Na spotkanie przyszło ponad 100 mieszkańców oraz radni i burmistrz Sobótki Stanisław Dobrowolski. Przed spotkaniem rodzice zapowiedzieli, że nie ugną się decyzji nowych władz i w ostateczności zablokują drogę krajową nr 35 w Mirosławicach.
- Decyzja jest złożona i bardzo trudna. Gmina ma poważne trudności finansowe i jest zadłużona na 3,5 mln złotych. Obie placówki wymagają sporych nakładów finansowych. Ubolewam i zdaję sobie sprawę, że mieszkańcy są do szkół bardzo przywiązani – mówił Stanisław Dobrowolski.
Jacek Ostrowski, przewodniczący komisji oświaty w gminie przedstawił racje, dlaczego szkół nie opłaca się utrzymywać. - Za likwidacją przemawia mała liczebność uczniów oraz dane demograficzne. Z roku na rok coraz mniej dzieci uczęszcza do szkół. To problem ogólnopolski. Klasy w Rękowie liczą po 10 - 7 uczniów – wyjaśniał Jacek Ostrowski.
Iwona Czyż z komitetu rodziców z niedowierzaniem pytała, z jakich danych statystycznych korzystał przewodniczący. Przedstawiła też swoje dane, z których wynikało, że dzieci będzie przybywać.

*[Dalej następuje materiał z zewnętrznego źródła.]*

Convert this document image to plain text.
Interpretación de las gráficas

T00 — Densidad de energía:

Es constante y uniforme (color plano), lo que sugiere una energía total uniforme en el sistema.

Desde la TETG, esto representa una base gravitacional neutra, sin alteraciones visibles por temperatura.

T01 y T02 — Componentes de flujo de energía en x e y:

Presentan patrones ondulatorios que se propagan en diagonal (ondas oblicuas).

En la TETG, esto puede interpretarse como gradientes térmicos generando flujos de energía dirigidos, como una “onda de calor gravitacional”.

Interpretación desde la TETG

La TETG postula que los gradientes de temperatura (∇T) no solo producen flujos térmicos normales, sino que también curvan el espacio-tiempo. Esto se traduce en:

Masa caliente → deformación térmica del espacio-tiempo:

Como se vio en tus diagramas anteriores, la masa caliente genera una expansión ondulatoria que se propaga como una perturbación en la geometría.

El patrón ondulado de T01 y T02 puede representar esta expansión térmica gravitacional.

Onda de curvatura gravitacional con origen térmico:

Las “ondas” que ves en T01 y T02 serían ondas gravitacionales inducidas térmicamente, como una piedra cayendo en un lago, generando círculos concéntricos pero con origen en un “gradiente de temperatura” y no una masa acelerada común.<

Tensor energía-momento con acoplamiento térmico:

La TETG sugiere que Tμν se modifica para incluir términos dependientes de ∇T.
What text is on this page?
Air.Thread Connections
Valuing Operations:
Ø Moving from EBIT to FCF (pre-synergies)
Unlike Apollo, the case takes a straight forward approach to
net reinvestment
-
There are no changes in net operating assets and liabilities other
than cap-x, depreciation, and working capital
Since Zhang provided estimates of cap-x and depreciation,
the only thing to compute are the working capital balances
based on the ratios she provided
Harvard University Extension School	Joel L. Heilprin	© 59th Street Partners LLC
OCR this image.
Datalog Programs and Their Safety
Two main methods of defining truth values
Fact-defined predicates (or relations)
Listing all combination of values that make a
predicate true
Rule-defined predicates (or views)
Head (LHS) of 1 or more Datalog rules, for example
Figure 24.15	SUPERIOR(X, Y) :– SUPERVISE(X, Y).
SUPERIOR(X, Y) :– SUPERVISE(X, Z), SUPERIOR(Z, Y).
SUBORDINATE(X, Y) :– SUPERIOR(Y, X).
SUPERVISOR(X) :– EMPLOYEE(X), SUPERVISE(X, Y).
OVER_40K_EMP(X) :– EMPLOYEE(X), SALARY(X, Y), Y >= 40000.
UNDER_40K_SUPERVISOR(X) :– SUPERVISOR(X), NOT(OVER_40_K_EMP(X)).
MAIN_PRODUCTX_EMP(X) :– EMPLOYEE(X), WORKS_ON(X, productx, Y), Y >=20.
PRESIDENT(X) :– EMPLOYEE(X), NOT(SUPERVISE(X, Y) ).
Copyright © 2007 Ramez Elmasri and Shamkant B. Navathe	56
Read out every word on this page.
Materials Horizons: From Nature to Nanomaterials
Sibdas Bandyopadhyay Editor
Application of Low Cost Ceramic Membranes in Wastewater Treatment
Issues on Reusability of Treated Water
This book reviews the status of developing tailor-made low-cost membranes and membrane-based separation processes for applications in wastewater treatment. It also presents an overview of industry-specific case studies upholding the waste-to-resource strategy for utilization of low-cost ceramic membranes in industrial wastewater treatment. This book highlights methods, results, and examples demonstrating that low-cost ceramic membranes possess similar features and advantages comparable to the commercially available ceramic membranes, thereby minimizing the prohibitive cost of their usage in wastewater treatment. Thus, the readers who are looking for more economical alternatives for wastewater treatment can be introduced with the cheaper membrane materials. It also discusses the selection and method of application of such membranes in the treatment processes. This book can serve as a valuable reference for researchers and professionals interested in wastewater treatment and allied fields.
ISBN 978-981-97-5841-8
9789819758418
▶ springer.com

- Dlaczego chcecie nas zlikwidować, a nie Świątniki? Na naszym terenie buduje się wiele osób, przybywa rodzin. Likwidacja szkoły to absurd – przekonywali rodzice.
Państwo dotuje szkołę w Mirosławicach kwotą 339 tys. zł. To jednak mało i gmina przeznacza na utrzymanie placówki 745 tys. zł. Podstawówka w Rękowie dotowana jest kwotą 140 tys. zł. Gmina dopłaca 480 tys. zł.
Dyskusję o prawach ekonomii przerwała Maria Korzeniowska, była dyrektorka szkoły, która tłumaczyła władzom ile pracy włożyli rodzice, aby powstała placówka.
- Szkołę planowano zamknąć w 1990 roku, ale mieszkańcy stanęli na wysokości zadania. Sami przeprowadzili remonty i modernizację klas. Ta szkoła jest rodziców, a nie radnych! – grzmiała dyrektorka.
Na najbliższej sesji radni podejmą decyzję, co dalej z placówką. Burmistrz uspokajał, że rozmowy będą prowadzone i ostatecznie klamka jeszcze nie zapadła.
Na koniec wręczono burmistrzowi petycję z 500 podpisami przeciwko likwidacji szkoły w Mirosławicach.